Am. Hosp. Ass'n v. NLRB - 499 U.S. 606, 111 S. Ct. 1539 (1991)

Rule:

Pursuant to 29 C.F.R. § 103.30, the National Labor Relations Board promulgates a substantive rule defining the employee units appropriate for collective bargaining in a particular line of commerce. The rule is applicable to acute care hospitals and provides, with three exceptions, that eight, and only eight, units shall be appropriate in any such hospital. The three exceptions are for cases that present extraordinary circumstances, cases in which nonconforming units already exist, and cases in which labor organizations seek to combine two or more of the eight specified units. The extraordinary circumstance exception applies automatically to hospitals in which the eight-unit rule will produce a unit of five or fewer employees.

Facts:

Petitioner American Hospital Association ("AHA") filed a lawsuit in federal district court against respondent National Labor Relations Board ("NLRB") challenging the facial validity of § 9(b) of the National Labor Relations Act, 29 U.S.C.S. § 159(a).
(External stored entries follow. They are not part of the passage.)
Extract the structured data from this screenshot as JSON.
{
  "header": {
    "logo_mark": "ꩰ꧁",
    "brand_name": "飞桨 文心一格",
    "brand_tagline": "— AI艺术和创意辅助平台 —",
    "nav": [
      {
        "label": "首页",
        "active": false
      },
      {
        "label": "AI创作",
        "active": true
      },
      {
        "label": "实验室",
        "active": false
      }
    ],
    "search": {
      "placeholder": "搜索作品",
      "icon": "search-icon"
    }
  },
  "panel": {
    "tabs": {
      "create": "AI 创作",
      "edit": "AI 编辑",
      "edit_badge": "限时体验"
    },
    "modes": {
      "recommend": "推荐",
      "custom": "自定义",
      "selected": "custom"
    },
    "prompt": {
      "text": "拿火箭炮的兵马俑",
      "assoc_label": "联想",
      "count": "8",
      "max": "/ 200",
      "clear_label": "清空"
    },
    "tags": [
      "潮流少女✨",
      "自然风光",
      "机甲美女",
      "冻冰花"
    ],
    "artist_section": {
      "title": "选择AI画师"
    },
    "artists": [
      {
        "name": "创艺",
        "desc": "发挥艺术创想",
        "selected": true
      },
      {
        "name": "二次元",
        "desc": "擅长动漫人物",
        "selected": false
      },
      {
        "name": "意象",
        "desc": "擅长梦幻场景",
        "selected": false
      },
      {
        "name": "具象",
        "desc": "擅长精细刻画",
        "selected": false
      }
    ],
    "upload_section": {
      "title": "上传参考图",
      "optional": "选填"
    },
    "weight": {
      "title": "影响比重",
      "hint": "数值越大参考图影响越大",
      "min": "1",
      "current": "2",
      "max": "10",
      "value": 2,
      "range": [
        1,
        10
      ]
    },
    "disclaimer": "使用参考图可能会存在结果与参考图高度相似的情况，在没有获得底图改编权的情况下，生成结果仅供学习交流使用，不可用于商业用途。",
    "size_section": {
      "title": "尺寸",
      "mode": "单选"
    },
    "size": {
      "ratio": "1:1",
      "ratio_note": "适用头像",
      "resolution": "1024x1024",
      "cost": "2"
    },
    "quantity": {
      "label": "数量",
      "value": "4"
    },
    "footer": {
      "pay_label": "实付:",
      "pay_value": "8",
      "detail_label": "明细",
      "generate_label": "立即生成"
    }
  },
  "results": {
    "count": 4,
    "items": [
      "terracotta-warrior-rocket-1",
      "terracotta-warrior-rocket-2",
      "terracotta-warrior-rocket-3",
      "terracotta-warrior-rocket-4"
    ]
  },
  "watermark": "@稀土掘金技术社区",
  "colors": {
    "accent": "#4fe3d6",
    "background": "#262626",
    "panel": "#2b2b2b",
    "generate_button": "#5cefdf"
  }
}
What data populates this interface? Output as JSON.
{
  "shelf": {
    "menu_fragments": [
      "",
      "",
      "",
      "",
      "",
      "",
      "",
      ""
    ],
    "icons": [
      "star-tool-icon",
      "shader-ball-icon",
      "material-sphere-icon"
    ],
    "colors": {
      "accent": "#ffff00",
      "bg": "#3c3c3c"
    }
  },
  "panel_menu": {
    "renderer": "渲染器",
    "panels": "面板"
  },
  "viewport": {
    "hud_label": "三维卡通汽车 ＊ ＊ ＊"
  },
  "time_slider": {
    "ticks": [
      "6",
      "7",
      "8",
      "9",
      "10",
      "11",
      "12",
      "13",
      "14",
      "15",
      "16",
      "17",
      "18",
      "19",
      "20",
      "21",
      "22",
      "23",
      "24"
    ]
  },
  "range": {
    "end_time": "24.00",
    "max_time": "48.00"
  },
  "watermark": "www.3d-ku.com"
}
Section 9(b) provided that, with exceptions for, inter alia, cases presenting "extraordinary circumstances," eight defined employee units were appropriate for collective bargaining in acute care hospitals. The AHA argued, inter alia, that § 9(b) violated a congressional admonition that the NLRB avoid the undue proliferation of bargaining units in the health care industry. The district court agreed with the AHA and enjoined enforcement of § 9(b). On the NLRB's appeal, the court of appeals rejected the AHA's arguments and reversed the district court's judgment. The AHA was granted a writ of certiorari.

Issue:

Was § 9(b) of National Labor Relations Act facially invalid?

Answer:

No.

Conclusion:

The Supreme Court of the United States affirmed the appellate court's judgment. The Court found that § 9(b) did not differ significantly from the NLRB's many prior rules establishing general principles for the adjudication of bargaining unit disputes. Moreover, § 9(b) was not rendered invalid by the congressional admonition, which, the Court determined, was best understood as a congressional warning to the NLRB. The Court opined that Congress was free to fashion a remedy for noncompliance if it believed that the NLRB did not give "due consideration" to the problem of proliferation in health care industry. The Court further concluded that the statutory authorization "from time to time to make, amend, and rescind" rules and regulations expressly contemplated the possibility that the NLRB would reshape its policies on the basis of more information and experience in the administration of the National Labor Relations Act.